We had a hard drive failure at our data center yesterday - here's what we did about it.
Miami's a beautiful place. There's sun and sea, dolphins and Disney World. It's also the place where we have our data center, a rack of hard drives nestling among hundreds of others, all cared for by our hosting provider.
Usually all of these drives function perfectly well, but occasionally, as with any piece of technology, things go wrong. Fortunately we get notification of this, and yesterday our hosts told us that one of our drives had suddenly and unexpectedly failed and that they'd be replacing it. This caused severe degradation of performance across the entire site and all our tools.
Once the disk drive had been replaced, it took a few hours for it to catch up with the other drives in the array (half a billion keywords don't just synchronize in just a few minutes ...), and obviously some of our Keywords Tool, Link Builder and API customers were affected by this. We had quite a few messages in our support network which fortunately we were able to respond to quickly, and a few Twitter posts, which again were acknowledged quickly.
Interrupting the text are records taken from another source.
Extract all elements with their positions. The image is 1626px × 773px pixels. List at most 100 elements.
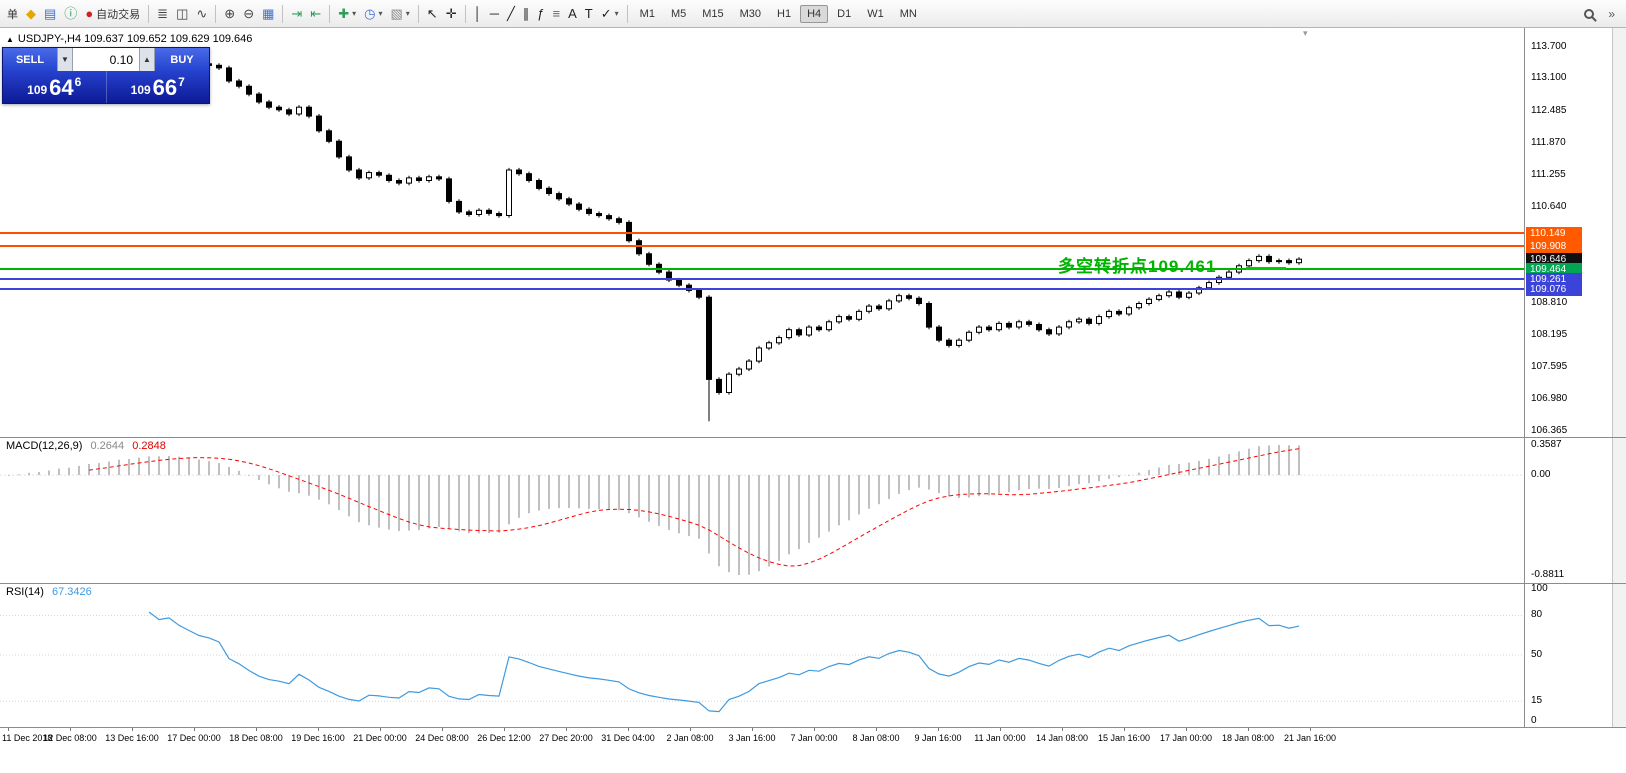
info-icon-button[interactable]: ⓘ bbox=[60, 3, 81, 25]
candlestick-chart-icon-button[interactable]: ◫ bbox=[172, 3, 192, 25]
shapes-icon-button[interactable]: ≡ bbox=[549, 3, 565, 25]
timeframe-button-d1[interactable]: D1 bbox=[837, 7, 852, 20]
overflow-chevron-icon[interactable]: » bbox=[1608, 6, 1615, 21]
buy-price-pipette: 7 bbox=[178, 75, 185, 89]
macd-histogram-bar bbox=[788, 475, 790, 555]
tile-windows-icon-button[interactable]: ▦ bbox=[258, 3, 278, 25]
chart-shift-icon-button[interactable]: ⇤ bbox=[306, 3, 325, 25]
time-axis-label: 27 Dec 20:00 bbox=[539, 733, 593, 743]
candle bbox=[386, 174, 392, 182]
trendline-icon-button[interactable]: ╱ bbox=[503, 3, 519, 25]
macd-histogram-bar bbox=[988, 475, 990, 496]
zoom-out-icon-button[interactable]: ⊖ bbox=[239, 3, 258, 25]
zoom-in-icon-button[interactable]: ⊕ bbox=[220, 3, 239, 25]
macd-pane-divider[interactable] bbox=[0, 437, 1626, 438]
lot-decrease-button[interactable]: ▼ bbox=[57, 48, 73, 71]
sell-price-button[interactable]: 109 64 6 bbox=[3, 71, 107, 103]
lot-size-input[interactable] bbox=[73, 48, 139, 71]
text-label-icon-button[interactable]: T bbox=[581, 3, 597, 25]
channel-icon-button[interactable]: ∥ bbox=[519, 3, 534, 25]
candle bbox=[856, 310, 862, 320]
price-axis[interactable]: 113.700 113.100 112.485 111.870 111.255 110.6… bbox=[1524, 28, 1612, 773]
macd-histogram-bar bbox=[1008, 475, 1010, 493]
macd-signal-value: 0.2848 bbox=[132, 440, 166, 452]
timeframe-button-m15[interactable]: M15 bbox=[702, 7, 724, 20]
macd-histogram-bar bbox=[1248, 448, 1250, 476]
timeframe-button-mn[interactable]: MN bbox=[899, 7, 917, 20]
macd-histogram-bar bbox=[658, 475, 660, 526]
time-axis[interactable]: 11 Dec 2018 12 Dec 08:00 13 Dec 16:00 17 De… bbox=[0, 727, 1626, 773]
pivot-annotation-line[interactable] bbox=[1246, 267, 1286, 270]
candle bbox=[1196, 287, 1202, 294]
arrows-icon-button[interactable]: ✓ ▾ bbox=[597, 3, 623, 25]
symbol-ohlc-header: ▲ USDJPY-,H4 109.637 109.652 109.629 109… bbox=[6, 33, 252, 45]
new-order-button[interactable]: 单 bbox=[3, 3, 22, 25]
time-axis-tick bbox=[752, 727, 753, 731]
horizontal-line-icon-button[interactable]: ─ bbox=[486, 3, 503, 25]
bar-chart-icon-button[interactable]: ≣ bbox=[153, 3, 172, 25]
time-axis-label: 31 Dec 04:00 bbox=[601, 733, 655, 743]
macd-indicator-pane[interactable]: MACD(12,26,9) 0.2644 0.2848 bbox=[0, 437, 1524, 583]
rsi-pane-divider[interactable] bbox=[0, 583, 1626, 584]
candle bbox=[676, 279, 682, 286]
candle bbox=[506, 169, 512, 216]
macd-histogram-bar bbox=[288, 475, 290, 492]
resistance-tag-2: 109.908 bbox=[1526, 240, 1582, 253]
macd-histogram-bar bbox=[948, 475, 950, 497]
search-button[interactable] bbox=[1580, 3, 1598, 25]
rsi-indicator-pane[interactable]: RSI(14) 67.3426 bbox=[0, 583, 1524, 727]
macd-histogram-bar bbox=[898, 475, 900, 494]
periods-icon-button[interactable]: ◷ ▾ bbox=[360, 3, 386, 25]
buy-button[interactable]: BUY bbox=[155, 48, 209, 71]
cursor-icon-button[interactable]: ↖ bbox=[423, 3, 442, 25]
macd-histogram-bar bbox=[188, 457, 190, 476]
macd-histogram-bar bbox=[298, 475, 300, 494]
line-chart-icon-button[interactable]: ∿ bbox=[192, 3, 211, 25]
auto-scroll-icon-button[interactable]: ⇥ bbox=[287, 3, 306, 25]
macd-histogram-bar bbox=[358, 475, 360, 523]
buy-price-button[interactable]: 109 66 7 bbox=[107, 71, 210, 103]
lot-increase-button[interactable]: ▲ bbox=[139, 48, 155, 71]
rsi-scale-label: 50 bbox=[1531, 649, 1543, 660]
horizontal-price-line[interactable] bbox=[0, 232, 1524, 234]
candle bbox=[226, 67, 232, 82]
fibonacci-icon-button[interactable]: ƒ bbox=[533, 3, 548, 25]
autotrading-glyph: ● bbox=[85, 6, 94, 21]
buy-price-big: 66 bbox=[152, 75, 178, 100]
horizontal-price-line[interactable] bbox=[0, 278, 1524, 280]
periods-icon-glyph: ◷ bbox=[364, 6, 376, 21]
macd-histogram-bar bbox=[168, 456, 170, 476]
macd-histogram-bar bbox=[848, 475, 850, 521]
time-axis-tick bbox=[1186, 727, 1187, 731]
time-axis-tick bbox=[876, 727, 877, 731]
timeframe-button-m30[interactable]: M30 bbox=[739, 7, 762, 20]
macd-histogram-bar bbox=[1258, 446, 1260, 476]
timeframe-button-h1[interactable]: H1 bbox=[777, 7, 792, 20]
cursor-icon-glyph: ↖ bbox=[426, 6, 438, 21]
candle bbox=[486, 209, 492, 214]
market-watch-icon-button[interactable]: ▤ bbox=[40, 3, 60, 25]
autotrading-button-label: 自动交易 bbox=[96, 8, 141, 21]
main-price-chart[interactable]: ▲ USDJPY-,H4 109.637 109.652 109.629 109… bbox=[0, 28, 1524, 437]
indicators-icon-button[interactable]: ✚ ▾ bbox=[334, 3, 360, 25]
horizontal-price-line[interactable] bbox=[0, 288, 1524, 290]
horizontal-price-line[interactable] bbox=[0, 268, 1524, 270]
timeframe-button-h4[interactable]: H4 bbox=[800, 4, 829, 23]
macd-histogram-bar bbox=[548, 475, 550, 509]
macd-histogram-bar bbox=[778, 475, 780, 561]
sell-button[interactable]: SELL bbox=[3, 48, 57, 71]
timeframe-button-m5[interactable]: M5 bbox=[670, 7, 687, 20]
time-axis-label: 15 Jan 16:00 bbox=[1097, 733, 1151, 743]
pivot-annotation-text[interactable]: 多空转折点109.461 bbox=[1058, 257, 1217, 276]
crosshair-icon-button[interactable]: ✛ bbox=[442, 3, 461, 25]
timeframe-button-m1[interactable]: M1 bbox=[639, 7, 655, 20]
autotrading-button[interactable]: ● 自动交易 bbox=[81, 3, 144, 25]
metaeditor-icon-button[interactable]: ◆ bbox=[22, 3, 40, 25]
text-icon-button[interactable]: A bbox=[564, 3, 581, 25]
templates-icon-button[interactable]: ▧ ▾ bbox=[386, 3, 413, 25]
timeframe-button-w1[interactable]: W1 bbox=[867, 7, 884, 20]
vertical-line-icon-button[interactable]: │ bbox=[470, 3, 486, 25]
chart-shift-icon-glyph: ⇤ bbox=[310, 6, 322, 21]
horizontal-price-line[interactable] bbox=[0, 245, 1524, 247]
one-click-top-row: SELL ▼ ▲ BUY bbox=[3, 48, 209, 71]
The drive had caught up with the rest of the system by around 01:30am GMT and things got back to normal so that users could get back to the serious business of keyword research.
We've also managed to add some time to the Keywords tool accounts of all the people that have contacted us about this - if you were affected but didn't get in touch, please let us know and we can do the same for you.
In terms of the future, we're improving our failsafes so that if something like this comes up again we can deal with it more quickly.
What do you do when things go wrong for you?